Monday, February 8, 2016

On my reading table this winter: Vegetable Gardening for Dummies


Winter 2011

This winter my reading stack of books includes Vegetable Gardening for Dummies. If you had seen the puny vegetables I grew when we lived in the Seattle area, you might have bought this book for me and insisted I memorize it. I always started out with great expectations and early success. My sugar snap peas grew well, probably because Seattle's cool, wet springs are a pea patch’s heaven. Unfortunately, two of my garden staff’s second favorite vegetable (after tomatoes) is fresh peas.

Every afternoon, Kaylee, our golden retriever, and Rags, our Old English sheepdog, waited impatiently for pea-picking time. As soon as they saw me coming out the back door, holding a red colander, they would race to the garden fence and start panting. Most days I would end up feeding them the peas I’d planned to toss into the pasta for that evening’s dinner. I love to eat fresh, raw peas, too, so very little of my crop seemed to make it as far as the kitchen.

My other vegetable crops were less impressive. (I am stretching the elastic meaning of “crops” so far that, when I let go of the word, it might just shoot backwards and snap me in the face.) The lettuce patch would typically be one day away from picking, for a week of dinner salads, when I would forget to replenish the slug bait around the garden bed. The next morning, I would find only a chewed-off, ragged row of green stems, instead of healthy bibb, buttercrunch and Quatre Saisons lettuce plants.

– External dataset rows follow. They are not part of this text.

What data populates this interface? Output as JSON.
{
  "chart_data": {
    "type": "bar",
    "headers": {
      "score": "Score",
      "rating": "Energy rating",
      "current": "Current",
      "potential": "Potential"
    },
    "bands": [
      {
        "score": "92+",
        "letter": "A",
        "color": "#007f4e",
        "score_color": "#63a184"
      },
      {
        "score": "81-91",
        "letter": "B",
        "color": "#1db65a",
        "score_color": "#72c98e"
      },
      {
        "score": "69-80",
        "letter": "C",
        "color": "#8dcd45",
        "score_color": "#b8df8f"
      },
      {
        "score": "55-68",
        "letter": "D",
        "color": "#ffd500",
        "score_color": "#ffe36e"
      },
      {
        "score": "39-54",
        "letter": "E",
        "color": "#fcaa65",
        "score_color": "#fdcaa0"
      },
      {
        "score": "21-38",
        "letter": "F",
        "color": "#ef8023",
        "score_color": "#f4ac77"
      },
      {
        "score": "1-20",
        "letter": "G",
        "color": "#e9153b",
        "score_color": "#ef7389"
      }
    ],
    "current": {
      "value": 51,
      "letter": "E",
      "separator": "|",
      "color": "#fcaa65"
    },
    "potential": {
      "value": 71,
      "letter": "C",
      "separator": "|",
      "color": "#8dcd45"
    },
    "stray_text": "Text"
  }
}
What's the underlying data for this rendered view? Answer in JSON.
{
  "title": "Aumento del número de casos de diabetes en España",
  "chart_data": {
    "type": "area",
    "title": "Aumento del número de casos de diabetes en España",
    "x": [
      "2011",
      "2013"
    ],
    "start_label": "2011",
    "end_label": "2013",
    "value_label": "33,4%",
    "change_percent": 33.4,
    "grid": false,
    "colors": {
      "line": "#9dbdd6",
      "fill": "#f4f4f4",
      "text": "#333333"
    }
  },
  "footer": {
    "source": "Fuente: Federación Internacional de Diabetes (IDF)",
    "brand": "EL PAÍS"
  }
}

It’s so galling to have to go to the market to buy salad greens, when you know the slugs are passing the bleu cheese dressing around their own dinner table.

I planted corn, beans and cucumbers during one of Seattle infamous false springs: a few days of 70 degree-weather, lasting just long enough to lure impetuous gardeners like me from out of our winter burrow holes. As soon as we planted our seeds, the sunny joke was over, and the cold rains began. My corn seeds never did sprout. Probably the poor little seeds shivered and drowned. A few cucumber plants made it above ground, but languished without sun, turned yellow, and collapsed long before they had even flowered. And the slugs added fresh bean pods to their springtime menu. (I'll wait to tell you about my pumpkin patches over the years, until we’re closer to autumn. There is something to be said for delayed humiliation.)

The pressure to grow vegetables successfully will be greater here in northern Idaho. I won’t be able to blame any crop failures on four months of rainy, cold springtime and three-week summers. In Seattle, only my immediate family and closest friends knew about the vegetable casualties in my garden. This time, I’m writing about it. I will rely on your compassion as you read. This spring my husband, Lee, will build raised beds inn our west yard, and I will fill them with rows of vegetable seeds and young plants. In the meantime, I’m studying “Vegetable Gardening for Dummies” and wondering if gardening here means I won’t have to order a truckload of slug bait.